The World Health Organisation too has approved emergency authorisation use of the vaccine, paving the way for its use in low and middle-income countries.

While Pfizer’s application had bolstered hopes among many that the high-efficacy vaccine might become available in India, the company had consistently underlined that the vaccine would be available only to the government with no plans for private sales.

Senior health officials guiding India’s vaccination strategy had since mid-December indicated that the Pfizer-BioNTech product was not a viable option for India, given the ultra-low temperatures (around minus 70 degrees Celsius) required to maintain its supply chain.

The company has linked its decision to withdraw its application in India to the SEC’s verdict.

“Based on the deliberations at the meeting and our understanding of additional information that the regulator may need, the company has decided to withdraw its application at this time,” Pfizer said in an “official statement”.
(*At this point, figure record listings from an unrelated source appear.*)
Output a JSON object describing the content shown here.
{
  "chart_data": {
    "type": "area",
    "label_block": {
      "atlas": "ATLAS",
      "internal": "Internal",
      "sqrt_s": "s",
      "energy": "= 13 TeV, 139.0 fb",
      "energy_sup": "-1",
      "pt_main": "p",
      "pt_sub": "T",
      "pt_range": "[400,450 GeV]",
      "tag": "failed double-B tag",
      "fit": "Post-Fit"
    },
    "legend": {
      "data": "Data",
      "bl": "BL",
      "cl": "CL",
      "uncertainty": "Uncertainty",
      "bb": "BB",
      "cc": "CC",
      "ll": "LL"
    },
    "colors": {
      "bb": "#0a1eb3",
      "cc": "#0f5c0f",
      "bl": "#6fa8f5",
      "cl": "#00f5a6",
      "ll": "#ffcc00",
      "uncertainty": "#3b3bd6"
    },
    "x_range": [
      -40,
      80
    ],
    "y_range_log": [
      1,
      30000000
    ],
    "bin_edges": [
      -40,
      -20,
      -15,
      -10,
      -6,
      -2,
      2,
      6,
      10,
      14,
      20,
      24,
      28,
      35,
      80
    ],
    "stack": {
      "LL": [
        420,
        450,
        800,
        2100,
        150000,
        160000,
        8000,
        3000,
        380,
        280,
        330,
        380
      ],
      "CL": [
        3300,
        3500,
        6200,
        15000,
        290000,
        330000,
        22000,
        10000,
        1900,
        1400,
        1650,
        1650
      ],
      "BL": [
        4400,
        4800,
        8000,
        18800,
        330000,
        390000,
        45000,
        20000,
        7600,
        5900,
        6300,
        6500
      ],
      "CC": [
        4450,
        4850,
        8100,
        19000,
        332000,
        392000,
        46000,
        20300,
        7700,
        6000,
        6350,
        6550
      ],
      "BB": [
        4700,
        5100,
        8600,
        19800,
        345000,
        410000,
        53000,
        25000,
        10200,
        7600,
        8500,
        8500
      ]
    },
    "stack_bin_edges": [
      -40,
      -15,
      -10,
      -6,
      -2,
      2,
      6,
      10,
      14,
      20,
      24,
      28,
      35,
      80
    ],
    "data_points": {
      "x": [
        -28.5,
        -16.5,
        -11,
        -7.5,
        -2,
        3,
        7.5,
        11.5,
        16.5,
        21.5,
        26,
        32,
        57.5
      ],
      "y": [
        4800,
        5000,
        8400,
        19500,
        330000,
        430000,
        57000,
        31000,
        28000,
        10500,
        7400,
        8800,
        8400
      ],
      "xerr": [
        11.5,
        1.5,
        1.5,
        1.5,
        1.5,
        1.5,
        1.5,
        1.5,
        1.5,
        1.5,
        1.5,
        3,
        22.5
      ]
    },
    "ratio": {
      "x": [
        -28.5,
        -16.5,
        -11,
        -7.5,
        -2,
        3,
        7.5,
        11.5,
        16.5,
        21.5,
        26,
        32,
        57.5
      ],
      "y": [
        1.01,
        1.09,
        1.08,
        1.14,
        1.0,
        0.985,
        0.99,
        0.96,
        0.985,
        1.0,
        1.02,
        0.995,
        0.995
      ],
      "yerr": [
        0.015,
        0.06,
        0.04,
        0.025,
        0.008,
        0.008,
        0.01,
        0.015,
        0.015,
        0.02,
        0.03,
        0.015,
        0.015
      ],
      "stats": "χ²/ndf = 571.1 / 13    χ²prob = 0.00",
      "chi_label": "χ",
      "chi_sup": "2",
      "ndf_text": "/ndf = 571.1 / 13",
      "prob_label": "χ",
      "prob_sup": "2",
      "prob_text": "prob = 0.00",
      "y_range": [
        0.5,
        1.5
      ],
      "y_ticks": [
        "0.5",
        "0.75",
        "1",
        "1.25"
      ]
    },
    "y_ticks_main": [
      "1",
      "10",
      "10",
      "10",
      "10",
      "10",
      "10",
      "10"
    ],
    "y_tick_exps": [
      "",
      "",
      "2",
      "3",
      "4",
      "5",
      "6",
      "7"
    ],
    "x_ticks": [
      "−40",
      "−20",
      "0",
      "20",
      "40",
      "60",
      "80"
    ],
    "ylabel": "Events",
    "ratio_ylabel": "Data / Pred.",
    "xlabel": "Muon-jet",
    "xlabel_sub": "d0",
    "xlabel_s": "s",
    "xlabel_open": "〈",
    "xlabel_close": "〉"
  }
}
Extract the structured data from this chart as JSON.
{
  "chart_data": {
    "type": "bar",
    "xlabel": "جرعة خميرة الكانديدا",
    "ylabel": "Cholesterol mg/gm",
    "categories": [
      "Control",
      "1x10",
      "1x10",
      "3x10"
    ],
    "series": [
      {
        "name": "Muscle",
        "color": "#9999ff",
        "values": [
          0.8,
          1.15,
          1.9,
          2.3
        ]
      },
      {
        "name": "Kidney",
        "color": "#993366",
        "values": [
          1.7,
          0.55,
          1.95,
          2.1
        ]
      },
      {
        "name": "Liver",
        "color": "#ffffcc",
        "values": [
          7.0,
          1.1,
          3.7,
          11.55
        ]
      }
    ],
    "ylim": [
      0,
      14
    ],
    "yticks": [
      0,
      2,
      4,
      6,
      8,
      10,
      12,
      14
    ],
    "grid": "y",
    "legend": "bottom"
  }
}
“Pfizer will continue to engage with the authority and resubmit its approval request with additional information as it becomes available in the near future,” a company spokesperson told The Telegraph via email.

“Pfizer remains committed to making its vaccine available for use by the Government of India and to pursuing the requisite pathway for emergency use authorisation that enables the availability of this vaccine for any future deployment.”

A summary of the SEC’s meeting that the CDSCO released on Friday said the panel had “noted that incidents of palsy, anaphylaxis and other adverse events have been reported during post marketing and the causality of events with the vaccine is being investigated”.

The SEC also said that the company had not proposed any plan to generate safety and immunogenicity data on the vaccine among the Indian population.

The two Covid-19 vaccines granted accelerated approval in India — Covishield, the AstraZeneca-Oxford vaccine made by the Serum Institute, and Covaxin, the home-grown vaccine from Bharat Biotech — have undergone safety and immunogenicity studies in India.

The Union health ministry said on Friday that over 5.2 million healthcare workers across India had received the Covid-19 vaccines since the inoculation campaign started on January 16. The campaign’s first round seeks to immunise 9.6 million healthcare workers and around 20 million frontline workers.

This will be followed by a second round, focused on people aged above 50 or suffering from chronic health disorders.